So, the vacation is going swimmingly so far. Yesterday I simply ran errands–prescriptions, making groceries, picking up the mail–and once I got home and put the groceries away, I decided to take the rest of the day off. Being out in the heat and humidity, even for that brief period of time, was exhausting and draining.

I also kept thinking it was Saturday–as the above is my usual Saturday routine–and actually went upstairs after putting the groceries away to start stripping the bed linens for laundering them before realizing, dude, it’s only Wednesday.

So, I retired to my easy chair and finished reading Mickey Spillane’s I the Jury.

And wow, do I ever have some thoughts about that book.

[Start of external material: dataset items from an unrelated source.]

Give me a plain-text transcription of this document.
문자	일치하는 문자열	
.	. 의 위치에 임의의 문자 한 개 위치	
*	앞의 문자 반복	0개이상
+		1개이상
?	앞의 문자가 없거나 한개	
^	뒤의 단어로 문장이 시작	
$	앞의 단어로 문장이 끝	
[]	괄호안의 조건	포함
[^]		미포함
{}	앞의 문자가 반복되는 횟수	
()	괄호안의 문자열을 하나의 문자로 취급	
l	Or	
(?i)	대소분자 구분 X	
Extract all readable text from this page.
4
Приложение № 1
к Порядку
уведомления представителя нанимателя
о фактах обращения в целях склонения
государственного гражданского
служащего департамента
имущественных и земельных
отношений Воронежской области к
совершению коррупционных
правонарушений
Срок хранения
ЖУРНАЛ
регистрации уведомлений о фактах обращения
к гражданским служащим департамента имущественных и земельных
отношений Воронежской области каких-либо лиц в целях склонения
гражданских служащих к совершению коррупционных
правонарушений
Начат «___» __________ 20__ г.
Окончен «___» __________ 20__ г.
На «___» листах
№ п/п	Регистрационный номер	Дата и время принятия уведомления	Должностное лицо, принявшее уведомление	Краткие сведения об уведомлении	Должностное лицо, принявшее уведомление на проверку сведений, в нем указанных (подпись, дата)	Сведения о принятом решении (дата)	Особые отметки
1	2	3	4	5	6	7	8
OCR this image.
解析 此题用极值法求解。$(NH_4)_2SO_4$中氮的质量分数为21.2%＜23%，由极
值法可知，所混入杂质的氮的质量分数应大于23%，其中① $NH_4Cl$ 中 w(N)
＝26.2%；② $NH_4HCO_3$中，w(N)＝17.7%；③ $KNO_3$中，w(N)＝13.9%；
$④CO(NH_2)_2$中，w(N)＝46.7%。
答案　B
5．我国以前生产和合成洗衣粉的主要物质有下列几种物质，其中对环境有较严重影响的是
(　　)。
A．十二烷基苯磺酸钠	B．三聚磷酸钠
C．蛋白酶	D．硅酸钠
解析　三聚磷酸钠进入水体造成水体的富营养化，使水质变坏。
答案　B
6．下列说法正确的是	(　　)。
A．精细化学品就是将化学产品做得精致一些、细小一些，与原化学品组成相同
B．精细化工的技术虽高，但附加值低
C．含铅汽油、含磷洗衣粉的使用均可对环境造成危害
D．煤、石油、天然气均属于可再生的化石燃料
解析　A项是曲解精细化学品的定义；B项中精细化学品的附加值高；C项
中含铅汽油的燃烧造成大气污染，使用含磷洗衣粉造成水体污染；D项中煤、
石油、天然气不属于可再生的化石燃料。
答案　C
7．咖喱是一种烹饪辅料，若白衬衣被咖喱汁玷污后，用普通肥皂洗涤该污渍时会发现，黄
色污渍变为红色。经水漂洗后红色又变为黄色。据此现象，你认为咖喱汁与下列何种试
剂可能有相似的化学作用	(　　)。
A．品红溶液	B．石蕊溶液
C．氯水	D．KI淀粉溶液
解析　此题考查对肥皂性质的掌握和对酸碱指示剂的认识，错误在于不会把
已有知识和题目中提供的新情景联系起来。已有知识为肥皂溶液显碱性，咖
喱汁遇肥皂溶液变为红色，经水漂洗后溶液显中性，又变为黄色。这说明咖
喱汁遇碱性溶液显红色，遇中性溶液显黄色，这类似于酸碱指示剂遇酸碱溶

When Sarah Weinman brought up Mickey Spillane on Twitter the other day  by asking if Mickey Spillane was camp, I responded with oh god yes, which led to  further conversation with the end result that I decided to read, at long last, a Mickey Spillane novel; I just happened to have a copy of I the Jury on hand. (My references to Spillane being camp had everything to do with his image, reflecting back when Spillane was a public figure and doing everything from print ads to commercials; I’d also briefly watched the Mike Hammer television series starring Stacy Keach) I’d gotten a copy of I the Jury after reading an appreciation of Spillane somewhere (Crimereads? Perhaps) which made a very strong case that Spillane and his work was dramatically underrated in the crime genre, and was long overdue a study and another look;  furthermore, he was vastly more important to the genre than he was ever given credit for. I’d never read Spillane, primarily because as a gay man I was clearly not the target audience for his work; as I’ve said before, many times, I stopped reading crime novels in the 1970’s because I was very tired of the many, over-worn tropes of the genre and the toxicity of the fragile masculinity contained within the majority of the books/series.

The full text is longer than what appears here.